Ever since their debut Where the Ragged People Go
, Shining have been onto this refinement since day one, elaborating on the cliché building on the old and making something new. The only thing different which makes One One One
stand out as the best in their discography is their overall grasp of song structure and allowing their lengthy process of speedy/ spazzy mechanical metal and jazz fusion frenzy to be channeled into shortened and tight-as-hell song structures. This refinement of ideas helps channel the chaos of Blackjazz’s
excessive use of repeated ideas (remember how many damn pretentious free-style saxophone parts there were?) and makes these chunks of songs fit together as if they’re trying to write an album full of songs instead of the bombardment of great ideas that seem to all flow into excessive chaos. Whether you’re a fan of controlled chaos or not, it makes for a much easier listening experience throughout the entire album and inviting potential repeat listens instead of draining the listener after three songs.

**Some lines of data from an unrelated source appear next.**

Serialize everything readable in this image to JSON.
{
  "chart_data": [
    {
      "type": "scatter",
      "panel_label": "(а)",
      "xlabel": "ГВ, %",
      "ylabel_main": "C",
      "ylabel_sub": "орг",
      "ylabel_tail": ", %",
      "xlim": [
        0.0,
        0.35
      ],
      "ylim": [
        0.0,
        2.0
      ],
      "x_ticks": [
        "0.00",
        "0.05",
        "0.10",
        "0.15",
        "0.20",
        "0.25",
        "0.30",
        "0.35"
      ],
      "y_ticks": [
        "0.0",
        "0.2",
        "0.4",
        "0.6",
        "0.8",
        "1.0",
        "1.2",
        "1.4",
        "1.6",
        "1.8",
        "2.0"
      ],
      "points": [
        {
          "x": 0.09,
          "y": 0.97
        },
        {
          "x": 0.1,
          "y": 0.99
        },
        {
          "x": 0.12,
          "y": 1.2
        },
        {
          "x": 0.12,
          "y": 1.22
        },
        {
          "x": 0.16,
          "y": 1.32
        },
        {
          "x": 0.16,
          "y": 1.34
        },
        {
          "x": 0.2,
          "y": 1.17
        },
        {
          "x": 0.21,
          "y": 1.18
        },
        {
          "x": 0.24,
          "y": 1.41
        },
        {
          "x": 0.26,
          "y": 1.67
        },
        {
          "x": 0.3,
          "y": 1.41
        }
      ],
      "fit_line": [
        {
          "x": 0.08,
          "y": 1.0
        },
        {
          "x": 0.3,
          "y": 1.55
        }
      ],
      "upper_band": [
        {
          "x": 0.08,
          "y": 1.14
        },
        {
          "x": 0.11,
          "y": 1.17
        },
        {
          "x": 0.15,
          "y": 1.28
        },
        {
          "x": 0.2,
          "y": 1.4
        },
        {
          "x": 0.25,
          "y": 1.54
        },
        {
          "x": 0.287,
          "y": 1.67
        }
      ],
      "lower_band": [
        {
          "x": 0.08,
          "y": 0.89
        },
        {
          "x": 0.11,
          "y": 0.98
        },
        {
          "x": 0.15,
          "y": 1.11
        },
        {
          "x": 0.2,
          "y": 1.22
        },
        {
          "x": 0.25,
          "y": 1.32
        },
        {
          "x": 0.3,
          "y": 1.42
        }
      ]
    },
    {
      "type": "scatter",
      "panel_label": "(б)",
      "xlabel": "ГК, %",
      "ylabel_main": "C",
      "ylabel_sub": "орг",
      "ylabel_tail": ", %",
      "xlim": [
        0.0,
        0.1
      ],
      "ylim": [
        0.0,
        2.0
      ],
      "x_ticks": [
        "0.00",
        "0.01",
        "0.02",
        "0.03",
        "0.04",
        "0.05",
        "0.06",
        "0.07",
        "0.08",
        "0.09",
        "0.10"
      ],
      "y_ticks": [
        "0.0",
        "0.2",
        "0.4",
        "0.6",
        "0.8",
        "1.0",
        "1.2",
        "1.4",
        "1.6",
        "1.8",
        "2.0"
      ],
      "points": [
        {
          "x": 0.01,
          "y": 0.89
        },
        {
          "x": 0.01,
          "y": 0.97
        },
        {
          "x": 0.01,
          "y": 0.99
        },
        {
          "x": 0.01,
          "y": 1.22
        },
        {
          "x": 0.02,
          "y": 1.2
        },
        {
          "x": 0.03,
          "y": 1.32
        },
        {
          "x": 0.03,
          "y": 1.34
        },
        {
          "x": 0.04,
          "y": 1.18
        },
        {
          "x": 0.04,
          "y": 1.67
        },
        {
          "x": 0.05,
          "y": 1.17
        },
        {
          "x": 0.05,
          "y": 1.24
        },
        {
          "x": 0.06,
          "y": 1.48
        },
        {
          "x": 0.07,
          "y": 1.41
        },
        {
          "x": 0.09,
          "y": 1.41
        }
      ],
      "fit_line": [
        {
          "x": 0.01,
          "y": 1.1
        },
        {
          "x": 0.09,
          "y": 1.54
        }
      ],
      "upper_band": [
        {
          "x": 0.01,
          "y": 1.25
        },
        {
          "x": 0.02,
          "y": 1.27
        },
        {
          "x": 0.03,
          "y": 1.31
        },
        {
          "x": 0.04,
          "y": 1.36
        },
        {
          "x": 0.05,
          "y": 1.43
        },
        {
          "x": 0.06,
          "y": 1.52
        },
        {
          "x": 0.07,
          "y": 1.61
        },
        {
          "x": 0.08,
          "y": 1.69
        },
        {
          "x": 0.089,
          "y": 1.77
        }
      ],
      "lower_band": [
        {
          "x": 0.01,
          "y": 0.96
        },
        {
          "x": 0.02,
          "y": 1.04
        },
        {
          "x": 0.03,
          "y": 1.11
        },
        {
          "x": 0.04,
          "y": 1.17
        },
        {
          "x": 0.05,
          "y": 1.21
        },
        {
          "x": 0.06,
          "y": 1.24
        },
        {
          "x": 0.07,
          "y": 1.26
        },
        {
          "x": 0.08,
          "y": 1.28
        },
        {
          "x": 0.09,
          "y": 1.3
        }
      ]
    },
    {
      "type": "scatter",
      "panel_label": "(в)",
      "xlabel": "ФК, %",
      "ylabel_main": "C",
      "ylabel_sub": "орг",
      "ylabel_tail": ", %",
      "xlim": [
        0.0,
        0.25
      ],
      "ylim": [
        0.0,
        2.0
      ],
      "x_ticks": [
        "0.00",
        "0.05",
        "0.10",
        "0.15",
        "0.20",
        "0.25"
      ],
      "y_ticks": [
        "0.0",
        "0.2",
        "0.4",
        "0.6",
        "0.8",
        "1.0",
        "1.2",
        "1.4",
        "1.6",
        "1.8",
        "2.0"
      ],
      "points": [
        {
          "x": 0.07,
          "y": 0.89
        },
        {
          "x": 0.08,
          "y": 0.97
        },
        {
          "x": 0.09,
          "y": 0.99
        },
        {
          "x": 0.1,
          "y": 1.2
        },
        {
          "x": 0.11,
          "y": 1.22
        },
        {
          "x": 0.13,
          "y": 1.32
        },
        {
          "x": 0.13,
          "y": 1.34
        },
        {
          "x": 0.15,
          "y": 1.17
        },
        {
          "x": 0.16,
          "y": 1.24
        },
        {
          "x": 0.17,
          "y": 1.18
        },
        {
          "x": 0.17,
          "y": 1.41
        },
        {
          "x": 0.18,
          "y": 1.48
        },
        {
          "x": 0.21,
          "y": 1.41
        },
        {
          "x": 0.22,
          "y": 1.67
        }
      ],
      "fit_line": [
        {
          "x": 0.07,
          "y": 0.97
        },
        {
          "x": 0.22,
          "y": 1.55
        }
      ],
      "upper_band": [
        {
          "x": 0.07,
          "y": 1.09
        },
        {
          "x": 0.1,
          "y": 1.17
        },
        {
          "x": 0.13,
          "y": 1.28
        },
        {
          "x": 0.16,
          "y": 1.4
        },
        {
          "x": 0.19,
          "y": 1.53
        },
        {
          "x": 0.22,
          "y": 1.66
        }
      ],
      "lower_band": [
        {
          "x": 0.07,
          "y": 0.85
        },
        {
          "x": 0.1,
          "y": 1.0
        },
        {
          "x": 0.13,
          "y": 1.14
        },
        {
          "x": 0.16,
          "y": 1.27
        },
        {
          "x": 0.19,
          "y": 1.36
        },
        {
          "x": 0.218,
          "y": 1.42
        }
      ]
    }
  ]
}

As for the actual songs themselves, this is Shining through and through. Their somewhat industrialized tremolo riffs are still accompanied by a rhythm attack that’s not only frantic but is also worthy of keeping a stellar technical groove. Even the saxophone and electronic parts feel important to the songs and aren’t quite as jarring as past efforts. To put it simply, these parts sound in place within the song and less of an overbearing noise attack. In fact, these parts only notch up the intensity of the songs crescendos to a point of near heart attack in some cases (“I Won’t Forget” & “Paint the Sky Black”). The industrial edge to Shining has also been molded well with a more organic sense of song-writing (“The One Inside”) while other standout tracks such as “Off the Hook” are songs Munkeby uses to search for a melodic tone to his singing ability, adding further flavour to his eccentric brand of chaotic yet controlled song writing. And let’s not forget the fat production of past albums because it’s even more intact this time around. All the instrumentation is completely up front and literally nothing gets lost in the mix.
An overall impression of One One One
would be that Munkeby created this album for a live setting. Shorter song times and compressed ideas from albums past are all you really need to know before going into One One One
. It’s more or less the same Shining, just way more of the punch instead of the drawn out experimental tendencies that were cool but a little excessive.